Quindim, boas taxas glicêmicas, preocupação com a glicemia alheia….

Ontem, comi quindim. Adoro! Mas sabe que fiquei enjoada. Não consigo comer muito doce, mesmo que seja de “mentirinha”, quero dizer, sem açúcar. Sempre foi assim. Sou mais um belo salgado.
A minha glicemia de jejum tem estado muito boa. Vai de 88 a 115, dependendo de quantas vezes o Lucas mama de madrugada.
Ontem, tirei uma pós-café, deu 114!
Também estou feliz com o meu peso, seis quilos abaixo de quando engravidei. Acho que isso também tem ajudado no controle glicêmico.
Fiquei preocupada com a Roberta, do Japão, que acompanha sempre o Viver. Suas glicemias de jejum estão
muito alteradas! Rô, mantenha-nos informados.
Um bom dia e uma boa semana para todos!

Gravidez e diabetes: aprontando

Olha, confesso que ontem abusei. Foi aniversário da minha mãe. Como o pessoal chega tarde, belisquei umas besteirinhas. Por volta de 17h, havia tomado um café com leite e um pão-de-queijo delicioso no Pão-de-Queijo Hadock Lobo. Fui para a minha mãe por volta de 20h, quando comecei a comer as besteirinhas, mas ainda teríamos pizza. Quando tirei a glicemia, por volta de 22h, estava 192. E pensei: “e, agora, como vou comer pizza?”.

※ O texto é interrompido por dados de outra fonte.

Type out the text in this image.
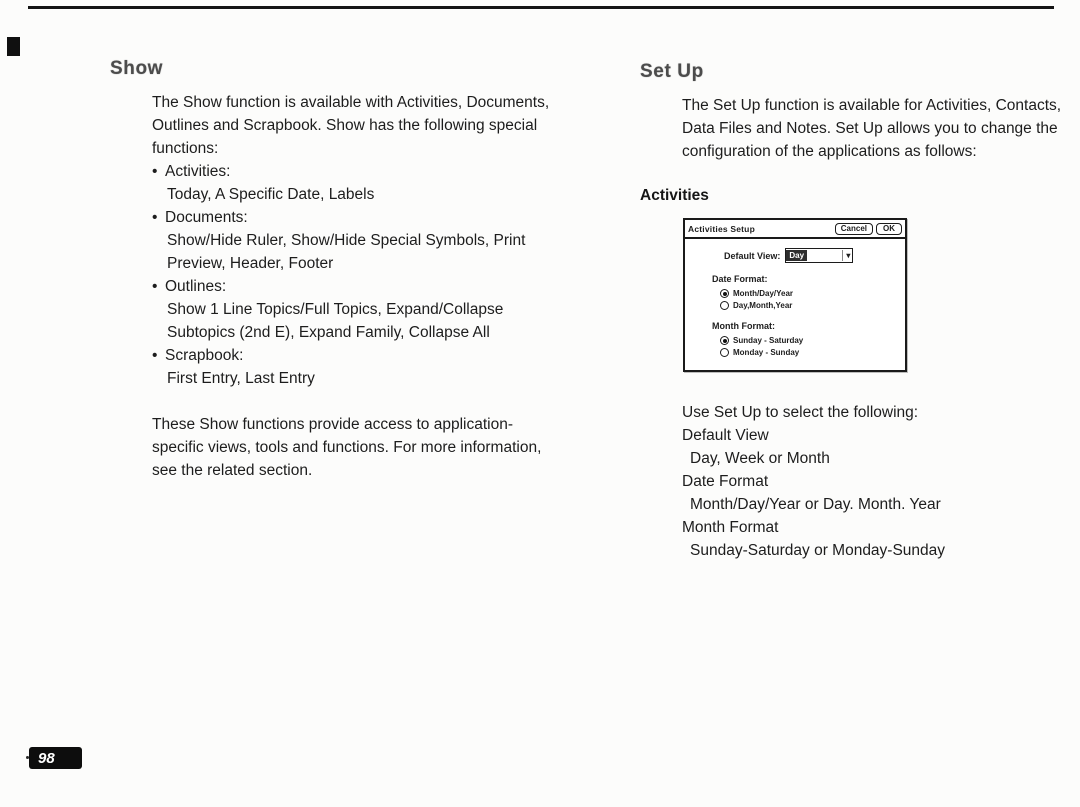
Show

The Show function is available with Activities, Documents, Outlines and Scrapbook. Show has the following special functions:

• Activities:
Today, A Specific Date, Labels
• Documents:
Show/Hide Ruler, Show/Hide Special Symbols, Print Preview, Header, Footer
• Outlines:
Show 1 Line Topics/Full Topics, Expand/Collapse Subtopics (2nd E), Expand Family, Collapse All
• Scrapbook:
First Entry, Last Entry

These Show functions provide access to application-specific views, tools and functions. For more information, see the related section.

Set Up

The Set Up function is available for Activities, Contacts, Data Files and Notes. Set Up allows you to change the configuration of the applications as follows:

Activities
Activities Setup	Cancel	OK
Default View:	Day	▾
Date Format:
Month/Day/Year
Day,Month,Year
Month Format:
Sunday - Saturday
Monday - Sunday

Use Set Up to select the following:

Default View
Day, Week or Month
Date Format
Month/Day/Year or Day. Month. Year
Month Format
Sunday-Saturday or Monday-Sunday
98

Ah! Tomei 3U de Humalog. Passaram-se uns 25 minutos, tirei a glicemia e estava em 156. Tomei mais 1U antes de comer um pedaço e meio de pizza e torta mousse de chocolate diet de sobremesa. Aliás, aprovadíssima. Como lá em casa, eu, minha mãe, minha irmã e meu irmão somos diabéticos (só tenho um irmão e uma irmã que não têm diabetes), e ainda viria uma tia diabética, passei na Galeria dos Pães, na Estados Unidos com a Hadock Lobo, na região dos Jardins, aqui em São Paulo, e comprei a nossa opção diet. Lá, eles têm uma boa variedade de doces sem adição de açúcar, entre eles, brigadeiro de colher (uma delícia!).

Voltando as minhas estripulias, até que a tática deu certo. Uma hora depois da comilança, a minha glicemia estava em 155. A minha meta para este período é 150. Hoje de manhã, estava acima da meta estabelecida, que seria 90, mas estava em 100.

O erro foi ficar beliscando. Devia ter feito um lanchinho intermediário, por volta de 20h. E, depois, aguardar o tempo de chegada da pizza. Tomar a Humalog, 2U, como eu sempre tomo, que o controle teria sido melhor e mais fácil. E a minha glicemia estaria dentro dos 90 hoje. E tenho de evitar comer tão tarde. Só fiz isso porque era uma exceção. Afinal, era aniversário da minha mãe.